William Legge, the second Earl of Dartmouth, was Keeper of the Privy Seal, and perhaps held that office in 1750 when he died. The late Harry Piers, who edited Mrs. Lawson’s History, says that our town was doubtless named after this man.

On the other hand, the name may have come from Dartmouth in Devon on the west coast of England. The 1950 guidebook of the latter town informs us that people from that district of the river Dart, migrated to Newfoundland from earliest times, probably to prosecute the fisheries.

Governor Cornwallis’ reports of 1750 indicate that he is anxious to obtain fishermen in order to make his colony self-sustaining. He hoped to have “people from the West of England next year for the fishery. Mr. Holsworth of Dartmouth sent people here this year, they have cleared ground to begin upon the Fishery next year”.

Dartmouth, England, guidebook states that the Holdsworth family occupied the post of Governor of Dartmouth Castle in hereditary succession until 1832. The descendants still live in Devon, according to recent information received from Mr. B. Lavers ex-Mayor of Dartmouth, Devon.

The town plan as laid out in 1750 comprised 11 oblong-shaped blocks, mostly 400 feet long by 200 feet wide. Each building lot was 50 by 100 feet. Reference to the cut shows that all the streets running north and south, lead to the Point, which is the front part of the settlement. The northern boundary seems to be the present line of North Street. The southern boundary is the present Green Street (once between Portland Street and Front Street), if it were produced through to Commercial St (present Alderney Drive). All the area from that line to the Point would be the 10 acre grant of Benjamin Green.
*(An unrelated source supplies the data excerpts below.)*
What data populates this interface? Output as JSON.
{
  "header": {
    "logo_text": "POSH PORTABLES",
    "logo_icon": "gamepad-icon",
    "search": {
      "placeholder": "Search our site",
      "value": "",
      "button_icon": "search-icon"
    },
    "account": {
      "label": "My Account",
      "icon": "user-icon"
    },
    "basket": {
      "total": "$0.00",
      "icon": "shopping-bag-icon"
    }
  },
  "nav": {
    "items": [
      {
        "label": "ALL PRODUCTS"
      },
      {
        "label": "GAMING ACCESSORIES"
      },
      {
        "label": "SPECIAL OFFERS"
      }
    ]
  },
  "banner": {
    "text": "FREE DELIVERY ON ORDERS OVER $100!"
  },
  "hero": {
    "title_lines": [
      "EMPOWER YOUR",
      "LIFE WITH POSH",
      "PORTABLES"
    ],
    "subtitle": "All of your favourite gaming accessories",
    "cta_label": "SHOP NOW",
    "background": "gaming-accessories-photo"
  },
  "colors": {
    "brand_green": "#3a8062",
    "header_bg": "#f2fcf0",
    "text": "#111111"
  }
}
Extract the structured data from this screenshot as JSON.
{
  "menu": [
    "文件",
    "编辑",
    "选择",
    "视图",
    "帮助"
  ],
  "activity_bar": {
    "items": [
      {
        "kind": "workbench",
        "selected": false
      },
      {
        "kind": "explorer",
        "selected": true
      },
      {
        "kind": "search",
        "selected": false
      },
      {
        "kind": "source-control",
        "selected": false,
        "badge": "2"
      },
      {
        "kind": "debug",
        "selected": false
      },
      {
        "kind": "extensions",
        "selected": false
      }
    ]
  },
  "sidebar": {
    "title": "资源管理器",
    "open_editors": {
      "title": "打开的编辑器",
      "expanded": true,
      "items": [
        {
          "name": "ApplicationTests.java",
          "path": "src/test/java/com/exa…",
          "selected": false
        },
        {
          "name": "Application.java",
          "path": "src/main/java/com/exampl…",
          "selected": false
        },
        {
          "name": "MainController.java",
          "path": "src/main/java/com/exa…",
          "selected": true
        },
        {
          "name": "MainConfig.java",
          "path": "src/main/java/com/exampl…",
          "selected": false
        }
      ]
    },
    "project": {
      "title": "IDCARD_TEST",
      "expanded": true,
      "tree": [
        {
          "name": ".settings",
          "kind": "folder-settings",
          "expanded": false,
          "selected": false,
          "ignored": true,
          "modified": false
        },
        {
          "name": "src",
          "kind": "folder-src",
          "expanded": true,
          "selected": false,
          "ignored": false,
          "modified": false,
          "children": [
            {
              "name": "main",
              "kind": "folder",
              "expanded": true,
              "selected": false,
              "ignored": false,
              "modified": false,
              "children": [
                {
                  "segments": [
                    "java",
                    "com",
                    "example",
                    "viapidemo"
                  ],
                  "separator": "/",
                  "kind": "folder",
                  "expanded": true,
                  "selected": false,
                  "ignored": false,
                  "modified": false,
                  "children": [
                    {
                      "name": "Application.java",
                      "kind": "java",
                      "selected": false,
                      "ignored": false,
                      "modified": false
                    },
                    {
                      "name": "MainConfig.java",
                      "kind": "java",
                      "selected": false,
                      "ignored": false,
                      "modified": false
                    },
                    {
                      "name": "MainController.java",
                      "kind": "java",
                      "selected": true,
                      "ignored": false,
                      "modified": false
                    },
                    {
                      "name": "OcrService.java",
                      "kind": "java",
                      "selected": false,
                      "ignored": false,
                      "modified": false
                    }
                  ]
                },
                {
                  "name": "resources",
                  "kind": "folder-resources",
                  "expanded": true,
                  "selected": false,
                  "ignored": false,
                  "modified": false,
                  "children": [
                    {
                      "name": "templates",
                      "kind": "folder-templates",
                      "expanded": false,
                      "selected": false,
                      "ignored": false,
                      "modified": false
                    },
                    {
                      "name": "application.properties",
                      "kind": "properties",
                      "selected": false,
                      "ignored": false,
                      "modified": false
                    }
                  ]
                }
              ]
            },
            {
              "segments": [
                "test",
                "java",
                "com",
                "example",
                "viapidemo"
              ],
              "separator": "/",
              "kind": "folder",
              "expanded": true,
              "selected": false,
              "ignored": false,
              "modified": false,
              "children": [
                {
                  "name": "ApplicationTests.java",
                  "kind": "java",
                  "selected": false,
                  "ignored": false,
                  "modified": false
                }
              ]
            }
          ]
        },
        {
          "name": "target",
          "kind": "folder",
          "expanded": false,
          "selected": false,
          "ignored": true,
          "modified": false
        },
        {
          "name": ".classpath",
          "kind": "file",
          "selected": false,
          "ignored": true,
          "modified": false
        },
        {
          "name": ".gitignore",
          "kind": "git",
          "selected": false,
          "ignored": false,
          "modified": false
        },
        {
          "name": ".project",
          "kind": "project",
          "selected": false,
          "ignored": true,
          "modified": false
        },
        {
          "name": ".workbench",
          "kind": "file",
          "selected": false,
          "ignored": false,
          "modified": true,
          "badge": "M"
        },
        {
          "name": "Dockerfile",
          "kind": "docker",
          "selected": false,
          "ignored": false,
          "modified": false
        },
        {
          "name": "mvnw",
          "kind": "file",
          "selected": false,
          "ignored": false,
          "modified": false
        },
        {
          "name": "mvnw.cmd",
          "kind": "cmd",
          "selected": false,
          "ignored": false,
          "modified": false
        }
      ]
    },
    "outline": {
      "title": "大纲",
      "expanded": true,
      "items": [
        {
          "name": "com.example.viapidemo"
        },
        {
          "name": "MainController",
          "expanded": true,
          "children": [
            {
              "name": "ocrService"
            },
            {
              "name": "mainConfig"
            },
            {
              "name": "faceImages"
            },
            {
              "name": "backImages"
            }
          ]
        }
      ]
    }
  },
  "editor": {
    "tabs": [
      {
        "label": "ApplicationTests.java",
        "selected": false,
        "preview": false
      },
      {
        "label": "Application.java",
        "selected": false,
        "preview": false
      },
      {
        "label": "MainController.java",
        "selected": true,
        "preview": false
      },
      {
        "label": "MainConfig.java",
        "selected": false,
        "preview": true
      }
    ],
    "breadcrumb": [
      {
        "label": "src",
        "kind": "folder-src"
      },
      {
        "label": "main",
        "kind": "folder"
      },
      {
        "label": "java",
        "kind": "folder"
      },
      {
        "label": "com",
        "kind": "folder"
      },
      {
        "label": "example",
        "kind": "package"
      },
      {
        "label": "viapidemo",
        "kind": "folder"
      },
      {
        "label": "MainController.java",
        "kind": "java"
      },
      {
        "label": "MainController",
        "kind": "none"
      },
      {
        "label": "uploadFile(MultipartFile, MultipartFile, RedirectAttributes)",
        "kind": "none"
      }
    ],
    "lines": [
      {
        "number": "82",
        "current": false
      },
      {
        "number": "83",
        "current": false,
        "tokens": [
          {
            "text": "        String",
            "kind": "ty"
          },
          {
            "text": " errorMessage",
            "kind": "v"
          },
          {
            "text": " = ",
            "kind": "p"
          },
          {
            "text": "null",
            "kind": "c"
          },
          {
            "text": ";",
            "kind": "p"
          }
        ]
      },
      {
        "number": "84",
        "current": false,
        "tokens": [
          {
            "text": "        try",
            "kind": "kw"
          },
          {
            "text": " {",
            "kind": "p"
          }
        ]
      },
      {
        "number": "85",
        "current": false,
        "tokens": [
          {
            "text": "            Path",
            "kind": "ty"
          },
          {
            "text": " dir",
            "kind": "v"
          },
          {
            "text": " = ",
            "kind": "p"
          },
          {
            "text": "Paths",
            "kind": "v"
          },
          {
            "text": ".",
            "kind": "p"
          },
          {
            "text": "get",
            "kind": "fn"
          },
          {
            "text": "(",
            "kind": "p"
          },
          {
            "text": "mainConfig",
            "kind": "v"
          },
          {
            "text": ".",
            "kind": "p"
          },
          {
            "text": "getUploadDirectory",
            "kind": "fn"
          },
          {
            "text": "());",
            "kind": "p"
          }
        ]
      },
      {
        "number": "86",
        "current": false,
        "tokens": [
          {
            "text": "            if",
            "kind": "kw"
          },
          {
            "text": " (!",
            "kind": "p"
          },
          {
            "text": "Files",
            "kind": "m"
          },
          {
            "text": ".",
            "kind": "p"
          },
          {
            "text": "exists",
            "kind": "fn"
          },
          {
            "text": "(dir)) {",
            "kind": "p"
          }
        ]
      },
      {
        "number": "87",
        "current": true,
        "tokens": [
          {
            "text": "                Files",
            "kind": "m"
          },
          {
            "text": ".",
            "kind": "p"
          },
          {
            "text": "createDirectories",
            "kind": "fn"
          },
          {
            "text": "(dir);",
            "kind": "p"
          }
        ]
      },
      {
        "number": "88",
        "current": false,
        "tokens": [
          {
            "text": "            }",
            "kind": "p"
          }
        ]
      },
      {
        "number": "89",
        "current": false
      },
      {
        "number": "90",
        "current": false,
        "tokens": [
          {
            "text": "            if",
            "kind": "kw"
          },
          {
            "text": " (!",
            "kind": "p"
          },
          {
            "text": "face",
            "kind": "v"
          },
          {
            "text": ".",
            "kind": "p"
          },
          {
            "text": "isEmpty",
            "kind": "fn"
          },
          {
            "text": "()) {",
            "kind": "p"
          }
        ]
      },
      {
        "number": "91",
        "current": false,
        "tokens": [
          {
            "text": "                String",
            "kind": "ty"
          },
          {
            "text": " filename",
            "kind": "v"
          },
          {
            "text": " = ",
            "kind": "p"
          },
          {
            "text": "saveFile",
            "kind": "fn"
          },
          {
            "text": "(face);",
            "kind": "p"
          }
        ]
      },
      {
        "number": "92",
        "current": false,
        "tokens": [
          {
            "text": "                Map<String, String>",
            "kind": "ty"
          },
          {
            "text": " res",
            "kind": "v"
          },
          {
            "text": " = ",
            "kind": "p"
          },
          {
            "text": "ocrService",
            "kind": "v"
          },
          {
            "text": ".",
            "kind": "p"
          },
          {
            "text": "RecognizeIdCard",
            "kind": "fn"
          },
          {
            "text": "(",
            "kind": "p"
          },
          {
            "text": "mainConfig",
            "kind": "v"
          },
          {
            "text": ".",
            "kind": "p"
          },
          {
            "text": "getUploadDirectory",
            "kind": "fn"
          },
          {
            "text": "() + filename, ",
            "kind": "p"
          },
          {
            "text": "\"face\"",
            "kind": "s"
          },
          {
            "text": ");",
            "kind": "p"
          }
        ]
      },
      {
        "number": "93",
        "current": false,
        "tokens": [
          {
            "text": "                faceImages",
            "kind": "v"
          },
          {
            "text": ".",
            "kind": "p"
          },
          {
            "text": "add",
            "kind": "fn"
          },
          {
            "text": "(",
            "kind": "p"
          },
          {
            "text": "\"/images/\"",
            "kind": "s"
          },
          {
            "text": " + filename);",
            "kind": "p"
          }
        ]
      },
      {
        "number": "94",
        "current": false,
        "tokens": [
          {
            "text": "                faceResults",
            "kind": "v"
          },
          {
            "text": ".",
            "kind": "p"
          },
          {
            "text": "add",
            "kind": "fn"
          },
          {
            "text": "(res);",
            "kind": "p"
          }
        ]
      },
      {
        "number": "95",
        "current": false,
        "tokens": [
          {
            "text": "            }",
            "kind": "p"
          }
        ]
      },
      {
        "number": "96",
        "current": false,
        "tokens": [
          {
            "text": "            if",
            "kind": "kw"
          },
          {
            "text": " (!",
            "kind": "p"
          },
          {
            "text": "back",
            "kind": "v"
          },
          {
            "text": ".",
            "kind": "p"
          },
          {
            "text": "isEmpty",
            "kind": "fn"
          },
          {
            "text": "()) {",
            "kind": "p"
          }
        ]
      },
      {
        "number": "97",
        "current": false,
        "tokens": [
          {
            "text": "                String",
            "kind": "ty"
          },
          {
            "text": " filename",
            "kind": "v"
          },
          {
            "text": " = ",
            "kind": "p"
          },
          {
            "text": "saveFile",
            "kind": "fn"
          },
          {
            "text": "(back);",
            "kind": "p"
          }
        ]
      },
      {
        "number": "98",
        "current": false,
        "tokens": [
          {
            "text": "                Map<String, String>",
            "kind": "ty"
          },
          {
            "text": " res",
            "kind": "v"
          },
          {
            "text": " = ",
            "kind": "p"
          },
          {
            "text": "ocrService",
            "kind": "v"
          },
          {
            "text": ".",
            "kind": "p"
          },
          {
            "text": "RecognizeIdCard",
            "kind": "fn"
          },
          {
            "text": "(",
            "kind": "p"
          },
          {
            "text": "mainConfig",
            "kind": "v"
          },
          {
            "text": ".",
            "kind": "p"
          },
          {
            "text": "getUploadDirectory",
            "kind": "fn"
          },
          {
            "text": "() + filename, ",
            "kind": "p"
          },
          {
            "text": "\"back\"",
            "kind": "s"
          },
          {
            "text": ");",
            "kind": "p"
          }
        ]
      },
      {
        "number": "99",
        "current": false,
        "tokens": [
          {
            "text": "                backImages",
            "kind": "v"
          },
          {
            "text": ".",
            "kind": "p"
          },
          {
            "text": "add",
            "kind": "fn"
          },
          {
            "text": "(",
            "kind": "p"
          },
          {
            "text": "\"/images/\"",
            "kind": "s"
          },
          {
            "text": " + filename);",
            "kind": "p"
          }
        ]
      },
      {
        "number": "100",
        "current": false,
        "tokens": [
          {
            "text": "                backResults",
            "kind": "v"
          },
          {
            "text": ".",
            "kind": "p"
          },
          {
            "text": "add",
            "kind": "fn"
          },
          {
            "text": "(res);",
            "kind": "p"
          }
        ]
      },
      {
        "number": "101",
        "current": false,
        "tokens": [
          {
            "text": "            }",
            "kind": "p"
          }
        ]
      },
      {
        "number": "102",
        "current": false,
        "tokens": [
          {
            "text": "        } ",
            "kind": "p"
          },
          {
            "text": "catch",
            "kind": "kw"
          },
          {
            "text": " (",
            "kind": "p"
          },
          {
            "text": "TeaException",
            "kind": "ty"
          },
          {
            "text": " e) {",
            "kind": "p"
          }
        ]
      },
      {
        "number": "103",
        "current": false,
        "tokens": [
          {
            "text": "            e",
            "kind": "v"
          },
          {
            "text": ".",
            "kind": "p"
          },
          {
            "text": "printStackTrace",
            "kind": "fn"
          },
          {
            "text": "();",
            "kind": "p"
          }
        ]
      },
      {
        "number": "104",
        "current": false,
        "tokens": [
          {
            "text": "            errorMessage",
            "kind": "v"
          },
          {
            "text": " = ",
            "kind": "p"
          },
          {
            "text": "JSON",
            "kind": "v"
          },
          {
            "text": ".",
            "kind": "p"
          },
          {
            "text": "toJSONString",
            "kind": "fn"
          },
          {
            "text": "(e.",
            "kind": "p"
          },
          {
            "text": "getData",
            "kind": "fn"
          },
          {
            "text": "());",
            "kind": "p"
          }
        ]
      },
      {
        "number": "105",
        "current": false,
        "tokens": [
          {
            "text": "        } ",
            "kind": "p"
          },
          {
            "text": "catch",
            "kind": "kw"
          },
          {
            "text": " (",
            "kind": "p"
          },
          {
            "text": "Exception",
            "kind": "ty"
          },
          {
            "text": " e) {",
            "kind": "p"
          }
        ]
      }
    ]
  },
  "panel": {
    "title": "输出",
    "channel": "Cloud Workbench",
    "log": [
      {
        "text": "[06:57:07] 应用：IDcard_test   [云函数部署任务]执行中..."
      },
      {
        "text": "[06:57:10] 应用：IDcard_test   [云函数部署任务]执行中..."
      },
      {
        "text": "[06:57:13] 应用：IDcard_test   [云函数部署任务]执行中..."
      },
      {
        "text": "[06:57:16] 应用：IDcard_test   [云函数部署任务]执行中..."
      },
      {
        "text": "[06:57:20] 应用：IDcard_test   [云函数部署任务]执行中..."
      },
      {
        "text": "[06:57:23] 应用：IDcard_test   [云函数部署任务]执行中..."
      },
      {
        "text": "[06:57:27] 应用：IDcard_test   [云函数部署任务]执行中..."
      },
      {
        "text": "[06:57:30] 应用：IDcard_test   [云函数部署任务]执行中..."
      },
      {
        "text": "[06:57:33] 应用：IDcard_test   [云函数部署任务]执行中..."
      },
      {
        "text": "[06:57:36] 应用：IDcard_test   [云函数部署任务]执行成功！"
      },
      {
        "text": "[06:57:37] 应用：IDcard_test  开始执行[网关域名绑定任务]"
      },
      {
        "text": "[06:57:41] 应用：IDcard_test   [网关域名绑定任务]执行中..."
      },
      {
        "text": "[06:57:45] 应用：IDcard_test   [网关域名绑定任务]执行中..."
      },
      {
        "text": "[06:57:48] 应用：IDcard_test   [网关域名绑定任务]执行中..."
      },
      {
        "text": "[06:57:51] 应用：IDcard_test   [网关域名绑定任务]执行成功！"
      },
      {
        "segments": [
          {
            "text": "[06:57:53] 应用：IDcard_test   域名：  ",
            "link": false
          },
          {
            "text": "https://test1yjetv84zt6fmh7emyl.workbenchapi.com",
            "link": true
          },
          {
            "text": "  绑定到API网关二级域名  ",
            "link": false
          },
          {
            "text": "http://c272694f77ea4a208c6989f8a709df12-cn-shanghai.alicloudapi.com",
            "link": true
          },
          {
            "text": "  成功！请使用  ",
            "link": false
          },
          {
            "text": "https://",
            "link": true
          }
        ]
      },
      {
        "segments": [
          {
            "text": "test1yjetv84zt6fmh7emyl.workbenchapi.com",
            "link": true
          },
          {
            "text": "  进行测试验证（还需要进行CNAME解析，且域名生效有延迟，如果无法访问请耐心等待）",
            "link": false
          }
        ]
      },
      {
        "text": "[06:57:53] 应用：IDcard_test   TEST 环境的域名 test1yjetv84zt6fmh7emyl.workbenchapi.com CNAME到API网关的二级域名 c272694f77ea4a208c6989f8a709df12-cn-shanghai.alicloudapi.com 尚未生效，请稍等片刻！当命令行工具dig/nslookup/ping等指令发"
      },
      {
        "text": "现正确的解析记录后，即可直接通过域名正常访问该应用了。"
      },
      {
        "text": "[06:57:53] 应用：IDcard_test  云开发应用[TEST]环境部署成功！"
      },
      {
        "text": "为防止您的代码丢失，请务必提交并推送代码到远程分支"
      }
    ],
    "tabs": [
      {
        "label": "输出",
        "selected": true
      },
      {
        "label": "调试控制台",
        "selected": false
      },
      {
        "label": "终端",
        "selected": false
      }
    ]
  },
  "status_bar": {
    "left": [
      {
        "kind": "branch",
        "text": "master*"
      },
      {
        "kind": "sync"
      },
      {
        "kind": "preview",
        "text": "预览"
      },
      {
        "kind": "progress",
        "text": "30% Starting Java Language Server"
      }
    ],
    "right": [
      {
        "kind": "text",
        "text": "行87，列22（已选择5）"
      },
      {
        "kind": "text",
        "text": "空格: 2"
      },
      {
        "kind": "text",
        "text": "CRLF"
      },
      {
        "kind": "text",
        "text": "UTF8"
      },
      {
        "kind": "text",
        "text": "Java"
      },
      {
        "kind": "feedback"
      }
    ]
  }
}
The eastern boundary is at Dundas Street, and from there the present Queen Street extends through the middle of the plot to Commercial St. But Portland and Ochterloney Streets come to an end at King Street. (No street names appear on first plan).

From that point all the way to Eastern Passage, larger areas ranging from 60 to over 200 acres, and fronting on the shore, were granted to people prominent among Cornwallis’ settlers. Adjoining Davison’s was that of Samuel Blackden (or Blagdon); next was John Salisbury at Hazelhurst shore, then Charles Lawrence in the Department of Transport vicinity; William Steele, Richard Bulkeley, Byron Finucane, Joseph Gerrish, Jacob Hurd, Charles Morris, Leonard Lockman, Rev. Aaron Cleveland, Rev. Mr. Tutty and others.